- Born: Humbert Achamer-Pifrader 21 November 1900 Teplitz-Schönau, Bohemia, Austria-Hungary
- Died: 25 April 1945 (aged 44) Linz, Austria, Greater German Reich
- Allegiance: Austria-Hungary Austria Nazi Germany
- Branch: Schutzstaffel
- Rank: SS-Oberführer
- Commands: Inspector of SiPo and SD, Wiesbaden Commander, Einsatzgruppe A Commander of SiPo and SD, Riga
- Conflicts: World War I Italian Front; ; World War II †;
- Awards: German Cross; Iron Cross; War Merit Cross;

= Humbert Achamer-Pifrader =

Bohemian colonel and Nazi SS member (1900–1945)

Humbert Achamer-Pifrader (21 November 1900 – 25 April 1945) was an Austrian jurist who was also a member of the SS. He was commander of Einsatzgruppe A from September 1942 to September 1943.

==Biography==
Achamer-Pifrader was born in Teplitz-Schönau. His mother was Elisabeth Pifrader. Achamer-Pifrader fought on the Italian Front in World War I as a one-year volunteer. He was positioned by Otto Steinhäusl in the police headquarters in Salzburg in 1926, and transferred to the civil service after two years of military and technical training. In addition to his professional activities, he began to study law and political science at the University of Innsbruck and received his doctorate of law there on 7 July 1934.

Achamer-Pifrader joined the Austrian Nazi Party on 10 November 1931 (membership number 614,104). In June 1935, he fled to the German Reich because of the Nazi ban in Austria, where he entered the service of the Bavarian Political Police immediately. In early September 1935, he joined the SS (membership number 275,750) and rose steadily in this Nazi organization. In April 1936, he was transferred to the Gestapo in Berlin, where he worked on "Austrian affairs".

After the beginning of the Second World War, Achamer-Pifrader was head of the Gestapo in Darmstadt. He was promoted to SS-Standartenführer in 1941. From July 1942, he was the Inspekteur der Sicherheitspolizei und des SD (Inspector of Security Police and SD), headquartered in Wiesbaden.
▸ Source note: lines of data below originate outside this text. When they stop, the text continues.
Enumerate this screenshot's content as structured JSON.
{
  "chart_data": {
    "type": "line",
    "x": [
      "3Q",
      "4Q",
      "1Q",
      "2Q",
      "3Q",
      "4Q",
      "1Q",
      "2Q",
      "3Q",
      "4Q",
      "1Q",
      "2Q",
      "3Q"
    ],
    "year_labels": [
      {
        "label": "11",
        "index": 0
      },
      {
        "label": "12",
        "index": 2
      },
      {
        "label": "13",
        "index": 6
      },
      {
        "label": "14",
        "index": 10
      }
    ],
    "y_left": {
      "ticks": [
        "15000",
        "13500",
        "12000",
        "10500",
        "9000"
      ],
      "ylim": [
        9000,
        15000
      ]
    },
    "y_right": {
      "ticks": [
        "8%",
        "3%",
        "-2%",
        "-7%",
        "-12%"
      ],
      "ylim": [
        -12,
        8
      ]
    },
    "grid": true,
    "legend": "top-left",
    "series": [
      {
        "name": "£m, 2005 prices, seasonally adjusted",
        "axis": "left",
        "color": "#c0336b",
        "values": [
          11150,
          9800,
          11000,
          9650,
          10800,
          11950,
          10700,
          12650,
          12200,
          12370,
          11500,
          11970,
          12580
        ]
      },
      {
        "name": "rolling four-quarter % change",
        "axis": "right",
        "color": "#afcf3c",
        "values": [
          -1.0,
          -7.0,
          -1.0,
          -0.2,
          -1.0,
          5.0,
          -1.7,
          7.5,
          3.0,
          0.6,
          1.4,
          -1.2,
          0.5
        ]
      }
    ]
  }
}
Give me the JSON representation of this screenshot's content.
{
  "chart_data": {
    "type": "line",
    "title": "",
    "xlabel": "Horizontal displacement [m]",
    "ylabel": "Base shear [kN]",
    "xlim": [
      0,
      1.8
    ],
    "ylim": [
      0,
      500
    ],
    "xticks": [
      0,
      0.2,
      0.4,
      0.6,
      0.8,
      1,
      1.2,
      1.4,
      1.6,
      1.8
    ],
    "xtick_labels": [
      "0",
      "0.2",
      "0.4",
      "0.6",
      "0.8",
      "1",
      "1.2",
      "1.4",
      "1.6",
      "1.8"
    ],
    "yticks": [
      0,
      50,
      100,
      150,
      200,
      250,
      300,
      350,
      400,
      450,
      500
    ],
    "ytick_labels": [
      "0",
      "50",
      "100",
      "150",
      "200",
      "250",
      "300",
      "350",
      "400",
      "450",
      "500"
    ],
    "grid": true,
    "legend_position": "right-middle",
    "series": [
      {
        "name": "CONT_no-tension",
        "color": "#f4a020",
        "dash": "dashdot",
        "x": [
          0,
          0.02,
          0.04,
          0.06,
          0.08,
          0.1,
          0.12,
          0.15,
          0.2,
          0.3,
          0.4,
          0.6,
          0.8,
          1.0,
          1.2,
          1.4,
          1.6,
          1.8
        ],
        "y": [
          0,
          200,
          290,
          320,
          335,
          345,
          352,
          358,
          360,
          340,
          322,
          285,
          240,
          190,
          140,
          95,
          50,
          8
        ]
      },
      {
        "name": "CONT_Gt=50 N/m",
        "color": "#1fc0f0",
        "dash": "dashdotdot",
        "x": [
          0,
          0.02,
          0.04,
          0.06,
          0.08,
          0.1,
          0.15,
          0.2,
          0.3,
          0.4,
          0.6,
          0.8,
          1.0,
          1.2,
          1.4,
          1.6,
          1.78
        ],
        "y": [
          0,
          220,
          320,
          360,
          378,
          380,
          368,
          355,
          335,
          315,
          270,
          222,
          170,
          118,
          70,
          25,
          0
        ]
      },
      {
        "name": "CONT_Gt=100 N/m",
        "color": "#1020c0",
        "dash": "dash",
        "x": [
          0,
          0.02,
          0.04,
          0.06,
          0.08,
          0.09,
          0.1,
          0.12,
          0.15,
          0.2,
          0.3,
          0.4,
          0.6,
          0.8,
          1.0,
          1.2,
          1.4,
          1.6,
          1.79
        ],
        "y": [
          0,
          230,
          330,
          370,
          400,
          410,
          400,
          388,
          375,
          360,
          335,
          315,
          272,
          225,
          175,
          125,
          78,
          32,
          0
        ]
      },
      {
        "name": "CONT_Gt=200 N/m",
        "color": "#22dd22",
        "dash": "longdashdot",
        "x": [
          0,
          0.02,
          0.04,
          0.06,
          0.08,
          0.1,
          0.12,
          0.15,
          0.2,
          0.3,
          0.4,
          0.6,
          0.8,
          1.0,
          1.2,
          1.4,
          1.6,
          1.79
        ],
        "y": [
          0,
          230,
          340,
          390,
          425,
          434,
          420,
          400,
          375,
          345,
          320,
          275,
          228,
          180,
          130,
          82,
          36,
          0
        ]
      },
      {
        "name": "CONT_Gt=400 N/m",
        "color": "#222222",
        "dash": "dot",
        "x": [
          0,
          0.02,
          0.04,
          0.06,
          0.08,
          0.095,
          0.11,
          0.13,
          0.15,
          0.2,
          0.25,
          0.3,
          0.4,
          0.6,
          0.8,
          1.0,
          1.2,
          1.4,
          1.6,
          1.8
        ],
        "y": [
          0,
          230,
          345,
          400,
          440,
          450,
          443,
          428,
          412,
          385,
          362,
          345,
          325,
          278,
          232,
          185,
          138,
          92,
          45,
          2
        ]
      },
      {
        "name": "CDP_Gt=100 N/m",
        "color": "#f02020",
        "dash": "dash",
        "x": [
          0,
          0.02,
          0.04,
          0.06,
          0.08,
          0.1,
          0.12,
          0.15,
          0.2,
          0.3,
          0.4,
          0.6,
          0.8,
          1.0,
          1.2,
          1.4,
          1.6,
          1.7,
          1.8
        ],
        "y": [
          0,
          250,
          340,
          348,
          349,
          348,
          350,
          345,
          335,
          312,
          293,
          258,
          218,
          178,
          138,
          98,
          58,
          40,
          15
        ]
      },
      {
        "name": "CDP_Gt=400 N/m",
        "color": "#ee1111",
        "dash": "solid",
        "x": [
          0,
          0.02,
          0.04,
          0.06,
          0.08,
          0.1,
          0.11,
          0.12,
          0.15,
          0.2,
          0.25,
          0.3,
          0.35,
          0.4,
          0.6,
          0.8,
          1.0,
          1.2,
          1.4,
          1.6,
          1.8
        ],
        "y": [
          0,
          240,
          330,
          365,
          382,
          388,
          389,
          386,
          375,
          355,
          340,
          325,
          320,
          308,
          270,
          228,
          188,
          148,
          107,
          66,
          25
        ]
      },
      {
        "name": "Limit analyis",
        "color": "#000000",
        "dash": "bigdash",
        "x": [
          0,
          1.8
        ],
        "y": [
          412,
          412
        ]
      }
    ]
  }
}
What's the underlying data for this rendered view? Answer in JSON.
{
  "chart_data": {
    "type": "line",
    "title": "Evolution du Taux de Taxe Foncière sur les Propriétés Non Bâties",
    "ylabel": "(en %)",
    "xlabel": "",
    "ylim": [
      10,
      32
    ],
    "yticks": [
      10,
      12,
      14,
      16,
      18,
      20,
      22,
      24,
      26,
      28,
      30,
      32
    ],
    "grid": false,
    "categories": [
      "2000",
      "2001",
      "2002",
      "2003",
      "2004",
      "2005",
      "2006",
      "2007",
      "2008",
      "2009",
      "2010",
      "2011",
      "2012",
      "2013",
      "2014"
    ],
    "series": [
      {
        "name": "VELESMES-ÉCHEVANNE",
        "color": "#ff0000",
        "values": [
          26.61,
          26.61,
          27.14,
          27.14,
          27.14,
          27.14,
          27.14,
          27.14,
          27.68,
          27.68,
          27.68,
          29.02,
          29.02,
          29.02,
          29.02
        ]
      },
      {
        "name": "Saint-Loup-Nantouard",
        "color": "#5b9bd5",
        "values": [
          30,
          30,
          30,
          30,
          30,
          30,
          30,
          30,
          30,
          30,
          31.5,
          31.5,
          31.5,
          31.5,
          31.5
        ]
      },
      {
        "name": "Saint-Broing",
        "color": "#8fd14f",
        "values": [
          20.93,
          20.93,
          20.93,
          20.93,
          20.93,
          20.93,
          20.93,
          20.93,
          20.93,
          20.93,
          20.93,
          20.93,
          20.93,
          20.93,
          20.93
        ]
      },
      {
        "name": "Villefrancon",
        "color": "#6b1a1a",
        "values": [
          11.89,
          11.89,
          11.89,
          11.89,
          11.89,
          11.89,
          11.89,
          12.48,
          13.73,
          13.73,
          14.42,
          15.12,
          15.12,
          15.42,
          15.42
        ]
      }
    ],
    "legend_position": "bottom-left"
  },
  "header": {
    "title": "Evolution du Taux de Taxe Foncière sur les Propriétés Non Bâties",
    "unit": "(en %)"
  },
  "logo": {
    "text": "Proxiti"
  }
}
In September 1942, he became, in succession to Franz Walter Stahlecker and Heinz Jost, commander of Einsatzgruppe A, which was responsible for the mass murder of (mostly Jewish) civilians. In addition, he was the Befehlshaber der Sicherheitspolizei und des SD (Commander of the Security Police and SD) in Riga during that time.

Achamer-Pifrader was promoted to SS-Oberführer on 1 January 1943, and on 31 August 1943, awarded with the Iron Cross 2nd Class and also the War Merit Cross, 1st class. In September 1943, he returned to the Reich Security Main Office (RSHA) as Inspector of the Security Police and the SD in Berlin. In 1944, he took over as chief of the Security Police field units of RSHA Unit IV B. During the assassination attempt against Adolf Hitler on 20 July 1944, Achamer-Pifrader was sent by RSHA to the Bendlerblock where the conspirators were gathered with orders to question Claus von Stauffenberg about his abrupt departure from the Wolf's Lair, but he was arrested there at 5:30 p.m. by the conspirators. After the failure of the coup, he was involved in the investigations and arrests of the conspirators. He was awarded the German Cross in silver for his efforts.

On 25 April 1945, Achamer-Pifrader died in an air raid on Linz.

Achamer-Pifrader married Maria Hauser (born 1906 in Salzburg) in 1929, with whom he had three children.

== Literature ==
- Helmut Krausnick / Hans-Heinrich Wilhelm: Die Truppe des Weltanschauungskrieges, DVA, Stuttgart 1981 ISBN 3-421-01987-8.